There is a right way and a lot of wrong ways to handle a memory card.
It only takes a second to lose all those precious photographs from the wedding you just shot the other day. Or the first steps of your baby – you know how lucky you were to capture that moment in the first place! So make sure you read these tips on how to handle your memory card correctly.
Most DSLR’s use SD memory cards. They have a lot of major benefits like portability and cost. The problem is they can sometimes be unreliable when handled incorrectly. If you’re a pro who shoots a lot chances are you have encountered a card error where photos were lost.
I found an article with best practices for how to handle your memory cards to avoid these catastrophic losses over at SLR Lounge. I highly recommend following these tips. If you have never experienced this type of loss just realize that it’s not a matter of if you’re going to lose photos from a memory card. The question is WHEN will it finally happen to you.

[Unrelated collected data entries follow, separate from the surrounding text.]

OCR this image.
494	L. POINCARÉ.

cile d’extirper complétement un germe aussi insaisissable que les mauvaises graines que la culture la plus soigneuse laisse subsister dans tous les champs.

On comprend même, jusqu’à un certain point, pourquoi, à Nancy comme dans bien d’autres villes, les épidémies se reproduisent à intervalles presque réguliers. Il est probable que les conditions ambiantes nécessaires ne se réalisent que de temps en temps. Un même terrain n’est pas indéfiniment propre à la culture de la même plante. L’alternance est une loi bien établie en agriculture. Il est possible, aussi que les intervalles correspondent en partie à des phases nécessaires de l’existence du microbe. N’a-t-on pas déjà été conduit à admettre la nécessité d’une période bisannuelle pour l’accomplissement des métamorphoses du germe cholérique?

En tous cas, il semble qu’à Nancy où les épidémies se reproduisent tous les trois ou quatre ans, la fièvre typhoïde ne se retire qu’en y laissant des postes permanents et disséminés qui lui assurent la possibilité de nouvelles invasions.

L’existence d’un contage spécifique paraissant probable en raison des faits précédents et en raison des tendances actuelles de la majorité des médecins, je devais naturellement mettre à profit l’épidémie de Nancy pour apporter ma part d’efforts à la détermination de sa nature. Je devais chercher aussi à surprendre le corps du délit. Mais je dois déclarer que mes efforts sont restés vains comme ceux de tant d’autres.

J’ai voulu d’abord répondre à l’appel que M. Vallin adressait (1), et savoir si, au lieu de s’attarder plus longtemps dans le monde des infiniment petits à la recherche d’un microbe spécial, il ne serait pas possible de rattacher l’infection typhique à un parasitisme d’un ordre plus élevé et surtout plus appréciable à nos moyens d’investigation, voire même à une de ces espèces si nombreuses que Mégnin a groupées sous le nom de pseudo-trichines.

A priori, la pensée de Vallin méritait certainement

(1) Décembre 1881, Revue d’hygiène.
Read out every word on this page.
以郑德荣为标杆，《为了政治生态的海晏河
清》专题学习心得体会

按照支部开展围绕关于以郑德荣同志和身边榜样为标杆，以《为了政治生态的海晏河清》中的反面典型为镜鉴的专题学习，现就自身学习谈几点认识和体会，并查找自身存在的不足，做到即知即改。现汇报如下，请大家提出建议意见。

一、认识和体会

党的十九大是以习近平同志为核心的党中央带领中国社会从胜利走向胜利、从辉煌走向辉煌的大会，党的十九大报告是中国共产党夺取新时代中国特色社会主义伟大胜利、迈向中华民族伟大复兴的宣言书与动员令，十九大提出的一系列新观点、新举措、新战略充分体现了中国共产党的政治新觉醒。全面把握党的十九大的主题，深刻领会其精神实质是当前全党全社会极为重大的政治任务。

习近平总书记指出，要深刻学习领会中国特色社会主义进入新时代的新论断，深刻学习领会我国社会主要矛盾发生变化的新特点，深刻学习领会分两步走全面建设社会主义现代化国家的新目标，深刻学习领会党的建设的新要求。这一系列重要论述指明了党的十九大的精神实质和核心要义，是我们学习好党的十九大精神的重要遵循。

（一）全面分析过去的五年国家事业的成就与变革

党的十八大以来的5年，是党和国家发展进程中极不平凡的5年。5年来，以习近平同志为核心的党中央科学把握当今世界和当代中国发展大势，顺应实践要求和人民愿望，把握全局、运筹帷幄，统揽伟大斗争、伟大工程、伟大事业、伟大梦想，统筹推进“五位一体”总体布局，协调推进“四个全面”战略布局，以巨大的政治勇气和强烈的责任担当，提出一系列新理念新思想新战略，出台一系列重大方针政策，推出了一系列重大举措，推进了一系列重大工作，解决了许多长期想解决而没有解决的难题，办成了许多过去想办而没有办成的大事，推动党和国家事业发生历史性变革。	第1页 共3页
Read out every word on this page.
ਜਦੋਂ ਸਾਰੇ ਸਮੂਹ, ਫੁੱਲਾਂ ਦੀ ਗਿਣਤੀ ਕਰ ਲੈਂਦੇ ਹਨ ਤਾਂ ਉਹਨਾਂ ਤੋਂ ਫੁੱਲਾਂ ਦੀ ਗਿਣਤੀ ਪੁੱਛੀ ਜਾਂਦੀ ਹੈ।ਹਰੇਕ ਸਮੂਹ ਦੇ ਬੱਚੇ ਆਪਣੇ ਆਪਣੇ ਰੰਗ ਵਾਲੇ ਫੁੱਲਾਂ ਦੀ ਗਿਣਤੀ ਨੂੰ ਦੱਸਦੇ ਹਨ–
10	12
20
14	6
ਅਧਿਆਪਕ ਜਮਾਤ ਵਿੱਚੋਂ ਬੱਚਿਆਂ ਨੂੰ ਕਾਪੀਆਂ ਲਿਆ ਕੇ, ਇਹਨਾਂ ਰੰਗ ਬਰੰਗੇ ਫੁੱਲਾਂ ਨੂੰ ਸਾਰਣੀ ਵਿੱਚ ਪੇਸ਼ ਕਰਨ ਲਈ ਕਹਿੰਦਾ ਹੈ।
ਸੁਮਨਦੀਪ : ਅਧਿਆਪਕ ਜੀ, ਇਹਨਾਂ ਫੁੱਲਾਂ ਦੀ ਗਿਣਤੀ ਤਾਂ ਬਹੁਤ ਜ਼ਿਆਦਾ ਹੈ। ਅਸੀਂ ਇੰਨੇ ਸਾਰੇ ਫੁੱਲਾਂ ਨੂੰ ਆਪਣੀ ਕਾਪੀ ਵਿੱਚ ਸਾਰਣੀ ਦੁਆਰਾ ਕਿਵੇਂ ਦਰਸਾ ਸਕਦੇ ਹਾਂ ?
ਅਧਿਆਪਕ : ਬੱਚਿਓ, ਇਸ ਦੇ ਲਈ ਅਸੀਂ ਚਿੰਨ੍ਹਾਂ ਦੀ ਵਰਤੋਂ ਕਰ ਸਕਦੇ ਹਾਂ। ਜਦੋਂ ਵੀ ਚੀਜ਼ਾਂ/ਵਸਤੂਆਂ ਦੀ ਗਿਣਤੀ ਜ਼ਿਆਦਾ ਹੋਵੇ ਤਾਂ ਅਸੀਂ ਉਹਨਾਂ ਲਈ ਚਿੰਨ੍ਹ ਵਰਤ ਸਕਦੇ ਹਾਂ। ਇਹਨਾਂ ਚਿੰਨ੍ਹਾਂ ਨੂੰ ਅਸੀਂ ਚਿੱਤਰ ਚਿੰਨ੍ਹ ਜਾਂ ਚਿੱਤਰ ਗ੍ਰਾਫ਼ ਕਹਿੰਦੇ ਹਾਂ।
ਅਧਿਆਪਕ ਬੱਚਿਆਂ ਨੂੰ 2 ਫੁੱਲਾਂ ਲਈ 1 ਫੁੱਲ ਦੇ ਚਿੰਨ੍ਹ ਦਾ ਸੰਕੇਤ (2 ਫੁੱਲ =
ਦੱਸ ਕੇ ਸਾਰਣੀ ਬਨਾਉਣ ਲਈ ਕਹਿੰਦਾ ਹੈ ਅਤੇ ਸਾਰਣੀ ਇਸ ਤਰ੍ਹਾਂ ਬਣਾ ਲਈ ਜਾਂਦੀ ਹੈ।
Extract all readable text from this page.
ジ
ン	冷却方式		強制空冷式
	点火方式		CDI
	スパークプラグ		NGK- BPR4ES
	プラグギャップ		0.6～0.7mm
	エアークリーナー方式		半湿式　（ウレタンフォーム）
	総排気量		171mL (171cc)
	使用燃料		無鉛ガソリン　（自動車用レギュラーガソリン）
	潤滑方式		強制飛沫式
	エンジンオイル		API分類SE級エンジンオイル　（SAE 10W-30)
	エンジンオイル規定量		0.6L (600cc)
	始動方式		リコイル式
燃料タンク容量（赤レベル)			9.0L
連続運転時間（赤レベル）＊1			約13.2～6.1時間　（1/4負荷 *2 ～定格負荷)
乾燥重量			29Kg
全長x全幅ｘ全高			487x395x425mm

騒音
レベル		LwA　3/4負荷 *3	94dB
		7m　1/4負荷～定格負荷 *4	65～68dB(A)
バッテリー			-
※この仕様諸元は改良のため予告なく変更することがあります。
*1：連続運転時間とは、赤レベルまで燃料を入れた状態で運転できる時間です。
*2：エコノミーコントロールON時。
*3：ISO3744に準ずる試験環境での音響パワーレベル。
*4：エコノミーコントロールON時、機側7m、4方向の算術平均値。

1. Removing The Card While It’s In Use
If the memory card is in a card reader or in the camera, taking it out before the files are fully written is a no-no. You risk disrupting the file structure that every device develops with unique formatting and numbering sequences. When you are done moving or taking pictures, give the device 30 seconds to finish. You also should use a specific card for each device because the cards are formatted to match the specifications of each device, a process that can introduce errors. Your odds of recovery are good in this situation, but the risks are still great, so stick to one card per device.
2. Be Careful Formatting And Deleting Pics
Some camera models employ a very destructive way to permanently delete photos while others use a method that allows them to be recovered. Err towards moving photos to a computer instead of manually formatting and deleting them within the camera to ensure you don’t delete that perfect shot. The chance of recovery is essentially zero for files that are trashed by accident and are subject to destructive deletion.
3. Don’t Be A “Backfiller”
Backfilling is shooting new photos in the place of deleted ones. The problem is the new photos will try to fill digital “holes” left by the deleted pictures, which can cause serious file problems. Recovery is usually impossible in these situations, so be wary of deleting pictures in-camera.